“A peaceful spot of earth,” I thought, as I went into the hedged inclosure, and shut myself in with the gleaming marble, and the low-hanging evergreens that waved their green arms to ward ill away from those they had grown up among. “It is long since the ground has been broken here,” I thought,—“so long!” And I looked upon a monumental stone to find there recorded the latest date of death. It was eighteen hundred and forty-four,—my mother’s,—and I looked about and sought her grave. The grass seemed crispy and dry. I sat down by this grave. I leaned over it, and looked into the tangled net-work of dead fibres held fast by some link of the past to living roots underneath. I plucked some of them, and in idlest of fancies looked closely to see if deeds or thoughts of a summer gone had been left upon them. “No! I’ve had enough of fancies for one day; I’ll have no more to-night,” I thought; and I wished for something to do. I longed for action whereon to imprint my new impress of resolution. It came in a guise I had not calculated upon.
“It’s very wrong of you to sit upon that damp ground, Miss Percival.”
The words evidently were addressed to me, sitting hidden in among the evergreens. I looked up and answered,—
“It is not damp, Mr. Axtell.”
He was leaning upon the iron railing outside of the hedge.
“Will you come away from that cold, damp place?” he went on.
“I’m not ready to leave yet,” I said, and never moved. I asked,—
“How is your sister since morning?”
I thought him offended. He made no reply,—only walked away and went into the church close by.
“One can never know the next mood that one of these Axtells will take,” I said to myself, in the stillness that followed his going. “He might have answered me, at least.” Then I reproached Anna Percival for cherishing uncharity towards tried humanity. There’s a way appointed for escape, I know, and I sought it, burying my face in my hands, and leaning over the stillness of my mother’s heart. I heard steps drawing near. Looking up, I saw Mr. Axtell entering the inclosure. He had brought one of the church pew-cushions.

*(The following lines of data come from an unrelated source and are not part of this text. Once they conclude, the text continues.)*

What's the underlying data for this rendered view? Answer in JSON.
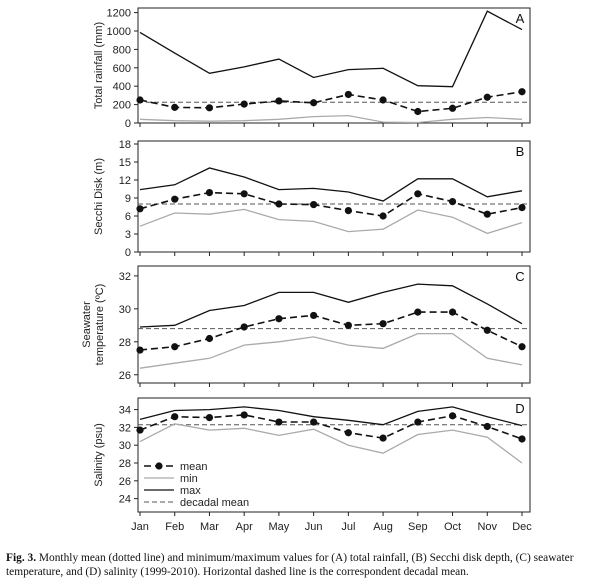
{
  "chart_data": [
    {
      "type": "line",
      "panel_label": "A",
      "ylabel": "Total rainfall (mm)",
      "ylim": [
        0,
        1250
      ],
      "yticks": [
        0,
        200,
        400,
        600,
        800,
        1000,
        1200
      ],
      "categories": [
        "Jan",
        "Feb",
        "Mar",
        "Apr",
        "May",
        "Jun",
        "Jul",
        "Aug",
        "Sep",
        "Oct",
        "Nov",
        "Dec"
      ],
      "series": [
        {
          "name": "mean",
          "values": [
            250,
            170,
            165,
            205,
            240,
            220,
            310,
            250,
            125,
            160,
            280,
            340
          ]
        },
        {
          "name": "min",
          "values": [
            40,
            25,
            20,
            25,
            40,
            70,
            80,
            10,
            5,
            40,
            60,
            40
          ]
        },
        {
          "name": "max",
          "values": [
            985,
            760,
            540,
            610,
            695,
            495,
            580,
            595,
            405,
            395,
            1215,
            1015
          ]
        }
      ],
      "decadal_mean": 225
    },
    {
      "type": "line",
      "panel_label": "B",
      "ylabel": "Secchi Disk (m)",
      "ylim": [
        0,
        18.5
      ],
      "yticks": [
        0,
        3,
        6,
        9,
        12,
        15,
        18
      ],
      "categories": [
        "Jan",
        "Feb",
        "Mar",
        "Apr",
        "May",
        "Jun",
        "Jul",
        "Aug",
        "Sep",
        "Oct",
        "Nov",
        "Dec"
      ],
      "series": [
        {
          "name": "mean",
          "values": [
            7.2,
            8.8,
            9.9,
            9.7,
            8.0,
            7.9,
            6.9,
            6.0,
            9.7,
            8.4,
            6.3,
            7.4
          ]
        },
        {
          "name": "min",
          "values": [
            4.3,
            6.5,
            6.3,
            7.1,
            5.4,
            5.1,
            3.4,
            3.8,
            7.0,
            5.8,
            3.1,
            4.9
          ]
        },
        {
          "name": "max",
          "values": [
            10.4,
            11.2,
            14.0,
            12.5,
            10.4,
            10.6,
            10.0,
            8.5,
            12.2,
            12.2,
            9.2,
            10.2
          ]
        }
      ],
      "decadal_mean": 8.0
    },
    {
      "type": "line",
      "panel_label": "C",
      "ylabel": "Seawater temperature (ºC)",
      "ylim": [
        25.5,
        32.6
      ],
      "yticks": [
        26,
        28,
        30,
        32
      ],
      "categories": [
        "Jan",
        "Feb",
        "Mar",
        "Apr",
        "May",
        "Jun",
        "Jul",
        "Aug",
        "Sep",
        "Oct",
        "Nov",
        "Dec"
      ],
      "series": [
        {
          "name": "mean",
          "values": [
            27.5,
            27.7,
            28.2,
            28.9,
            29.4,
            29.6,
            29.0,
            29.1,
            29.8,
            29.8,
            28.7,
            27.7
          ]
        },
        {
          "name": "min",
          "values": [
            26.4,
            26.7,
            27.0,
            27.8,
            28.0,
            28.3,
            27.8,
            27.6,
            28.5,
            28.5,
            27.0,
            26.6
          ]
        },
        {
          "name": "max",
          "values": [
            28.9,
            29.0,
            29.9,
            30.2,
            31.0,
            31.0,
            30.4,
            31.0,
            31.5,
            31.4,
            30.3,
            29.1
          ]
        }
      ],
      "decadal_mean": 28.8
    },
    {
      "type": "line",
      "panel_label": "D",
      "ylabel": "Salinity (psu)",
      "ylim": [
        22.5,
        35.3
      ],
      "yticks": [
        24,
        26,
        28,
        30,
        32,
        34
      ],
      "categories": [
        "Jan",
        "Feb",
        "Mar",
        "Apr",
        "May",
        "Jun",
        "Jul",
        "Aug",
        "Sep",
        "Oct",
        "Nov",
        "Dec"
      ],
      "series": [
        {
          "name": "mean",
          "values": [
            31.7,
            33.2,
            33.1,
            33.4,
            32.6,
            32.6,
            31.4,
            30.8,
            32.6,
            33.3,
            32.1,
            30.7
          ]
        },
        {
          "name": "min",
          "values": [
            30.4,
            32.4,
            31.7,
            31.9,
            31.1,
            31.8,
            30.0,
            29.1,
            31.2,
            31.7,
            30.9,
            28.0
          ]
        },
        {
          "name": "max",
          "values": [
            32.9,
            33.9,
            34.0,
            34.3,
            33.9,
            33.2,
            32.8,
            32.3,
            33.8,
            34.3,
            33.2,
            32.2
          ]
        }
      ],
      "decadal_mean": 32.3
    }
  ],
  "x_tick_labels": [
    "Jan",
    "Feb",
    "Mar",
    "Apr",
    "May",
    "Jun",
    "Jul",
    "Aug",
    "Sep",
    "Oct",
    "Nov",
    "Dec"
  ],
  "legend": {
    "placement": "bottom-left of panel D",
    "items": [
      "mean",
      "min",
      "max",
      "decadal mean"
    ]
  },
  "styles": {
    "mean_color": "#111111",
    "min_color": "#aaaaaa",
    "max_color": "#111111",
    "decadal_color": "#555555"
  },
  "caption": {
    "label": "Fig. 3.",
    "text": " Monthly mean (dotted line) and minimum/maximum values for (A) total rainfall, (B) Secchi disk depth, (C) seawater temperature, and (D) salinity (1999-2010). Horizontal dashed line is the correspondent decadal mean."
  }
}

“Will you rise?” he asked.
He did not bring the cushion to where I was; he carried it around and spread it in a vacant spot between two graves, the place left beside my mother for my precious father’s white hairs to be laid in. Having deposited it there, he looked at me, evidently expecting that I would avail myself of his kindness. I wanted to refuse. I felt perfectly comfortable where I was. I should have done so, had not my intention been intercepted by a shaft of expression that crossed my vein of humor unexpectedly. It was only a look from out of his eyes. They were absolutely colorless,—not white, not black, but a strange mingling of all hues made them everything to my view,—and yet so full of coloring that no one ray came shining out and said, “I’m blue, or black, or gray;” but something said, if not the mandate of color, “Obey!”